The trick to employ here is to create an affine transformation. The transformation relates two coordinate systems: Local given by $O'x'y'$ and world $Oxy$. In this case, the local coordinate system does not have its axes perpendicular to each other, and $Ox'$ and $Oy'$ have different scales.

Basically, we want to map the intersection point of our two given lines to the origin of the local frame $O'$, and we want the point $P_1(x_1,y_1)$ to map to $(1, 0)$ in the local frame, and the point $P_2 (x_2, y_2)$ to map to $(0, 1)$ in the local frame. This can be achieved as follows:

Let $(x_0 , y_0)$ be the intersection of the two given lines, then define the affine transformation as follows:

$ \begin{bmatrix} x \\ y \end{bmatrix} = \begin{bmatrix} x_0 \\ y_0 \end{bmatrix} + \begin{bmatrix} x_1 - x_0 && x_2 - x_0 \\ y_1 - y_0 && y_2 - y_0 \end{bmatrix} \begin{bmatrix} x' \\ y' \end{bmatrix} $

Now we want to work in the $O'x'y'$ plane, and our problem becomes finding ellipses that are tangent to the $x'$ axis at $(1, 0)$ and to the $y'$ axis at $(0, 1)$.
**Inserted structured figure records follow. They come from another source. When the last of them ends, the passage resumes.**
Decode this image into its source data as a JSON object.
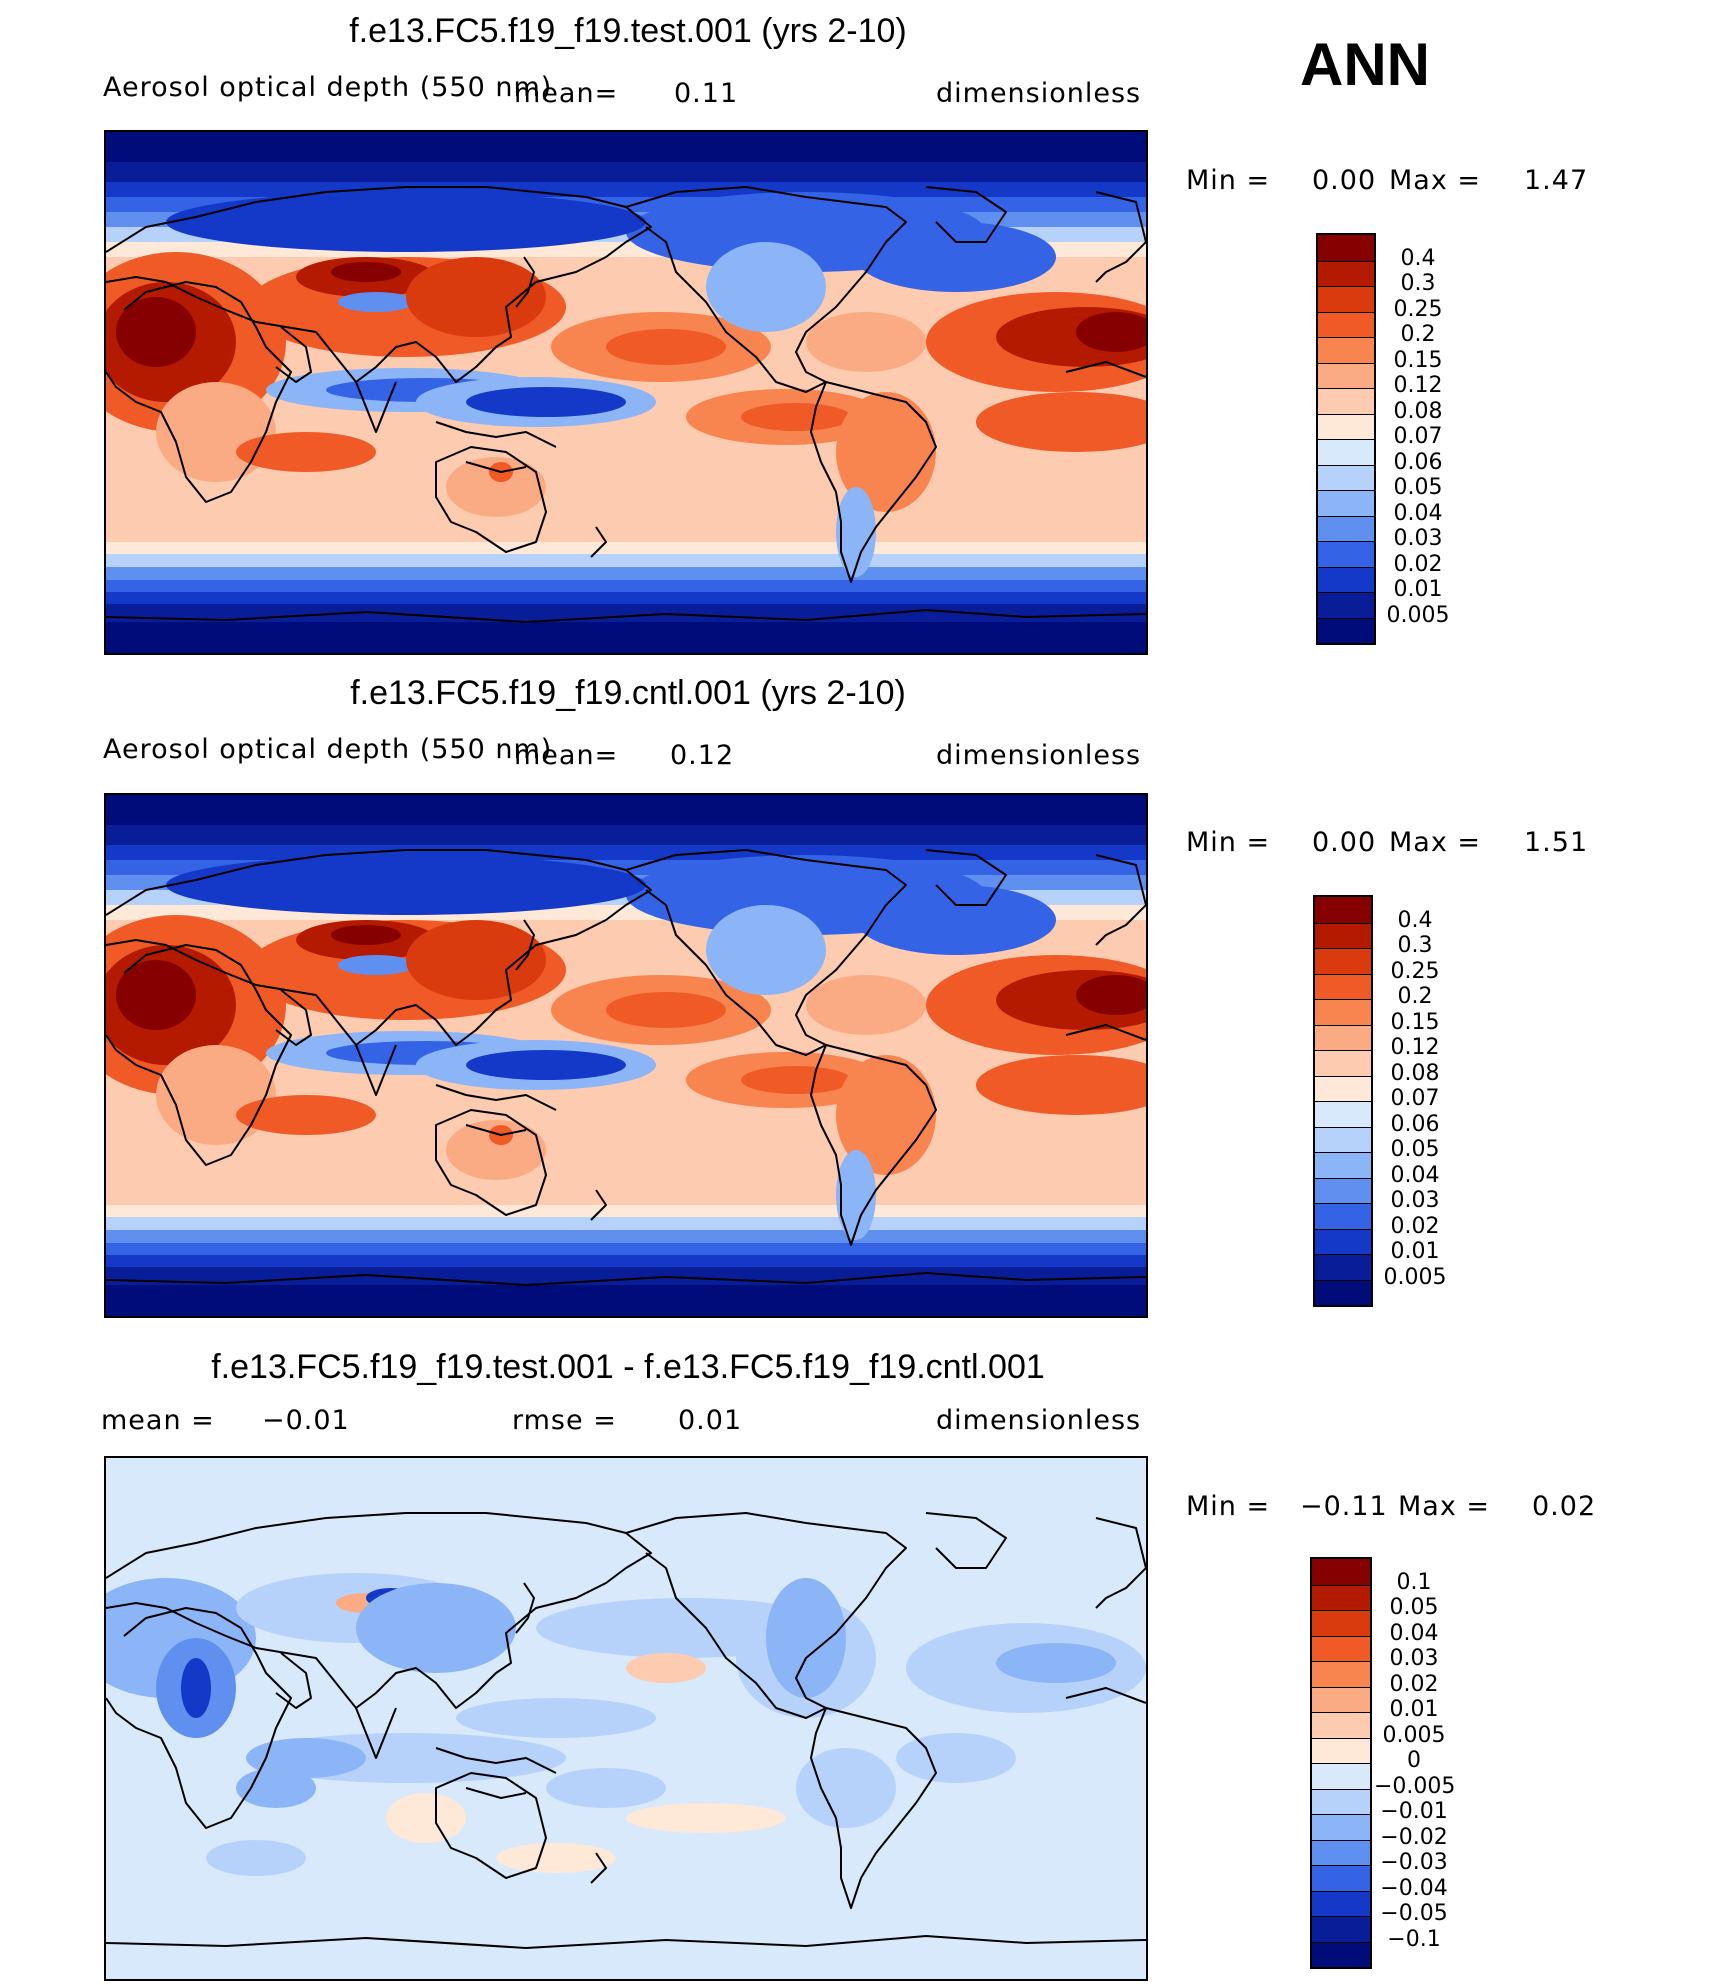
{
  "season": "ANN",
  "panels": [
    {
      "title": "f.e13.FC5.f19_f19.test.001 (yrs 2-10)",
      "left_label": "Aerosol optical depth (550 nm)",
      "mean_label": "mean=",
      "mean_value": "0.11",
      "units": "dimensionless",
      "min_label": "Min =",
      "min_value": "0.00",
      "max_label": "Max =",
      "max_value": "1.47",
      "levels": [
        "0.4",
        "0.3",
        "0.25",
        "0.2",
        "0.15",
        "0.12",
        "0.08",
        "0.07",
        "0.06",
        "0.05",
        "0.04",
        "0.03",
        "0.02",
        "0.01",
        "0.005"
      ],
      "colors": [
        "#870000",
        "#b31a00",
        "#d93a0e",
        "#f05a26",
        "#f8844f",
        "#fbab84",
        "#fdcbb0",
        "#fee8d8",
        "#d7e9fb",
        "#b6d2fa",
        "#8cb5f7",
        "#5f90f0",
        "#3463e6",
        "#1438c7",
        "#0a1d99",
        "#010c7b"
      ]
    },
    {
      "title": "f.e13.FC5.f19_f19.cntl.001 (yrs 2-10)",
      "left_label": "Aerosol optical depth (550 nm)",
      "mean_label": "mean=",
      "mean_value": "0.12",
      "units": "dimensionless",
      "min_label": "Min =",
      "min_value": "0.00",
      "max_label": "Max =",
      "max_value": "1.51",
      "levels": [
        "0.4",
        "0.3",
        "0.25",
        "0.2",
        "0.15",
        "0.12",
        "0.08",
        "0.07",
        "0.06",
        "0.05",
        "0.04",
        "0.03",
        "0.02",
        "0.01",
        "0.005"
      ],
      "colors": [
        "#870000",
        "#b31a00",
        "#d93a0e",
        "#f05a26",
        "#f8844f",
        "#fbab84",
        "#fdcbb0",
        "#fee8d8",
        "#d7e9fb",
        "#b6d2fa",
        "#8cb5f7",
        "#5f90f0",
        "#3463e6",
        "#1438c7",
        "#0a1d99",
        "#010c7b"
      ]
    },
    {
      "title": "f.e13.FC5.f19_f19.test.001 - f.e13.FC5.f19_f19.cntl.001",
      "mean_label": "mean =",
      "mean_value": "−0.01",
      "rmse_label": "rmse =",
      "rmse_value": "0.01",
      "units": "dimensionless",
      "min_label": "Min =",
      "min_value": "−0.11",
      "max_label": "Max =",
      "max_value": "0.02",
      "levels": [
        "0.1",
        "0.05",
        "0.04",
        "0.03",
        "0.02",
        "0.01",
        "0.005",
        "0",
        "−0.005",
        "−0.01",
        "−0.02",
        "−0.03",
        "−0.04",
        "−0.05",
        "−0.1"
      ],
      "colors": [
        "#870000",
        "#b31a00",
        "#d93a0e",
        "#f05a26",
        "#f8844f",
        "#fbab84",
        "#fdcbb0",
        "#fee8d8",
        "#d7e9fb",
        "#b6d2fa",
        "#8cb5f7",
        "#5f90f0",
        "#3463e6",
        "#1438c7",
        "#0a1d99",
        "#010c7b"
      ]
    }
  ]
}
From the symmetry of the constraints, it follows (without proof), that the ellipse center must lie on the line $y' = x'$

Let $ x' = y' = \lambda $ , then the corresponding line in the world coordinates is

$ \begin{bmatrix} x \\ y \end{bmatrix} = \begin{bmatrix} x_0 + \lambda (x_1 + x_2 - 2 x_0) \\ y_0 + \lambda (y_1 + y_2 - 2 y_0 ) \end{bmatrix} $

And this is the equation of locus of the center of all ellipses satisfies the given constraints.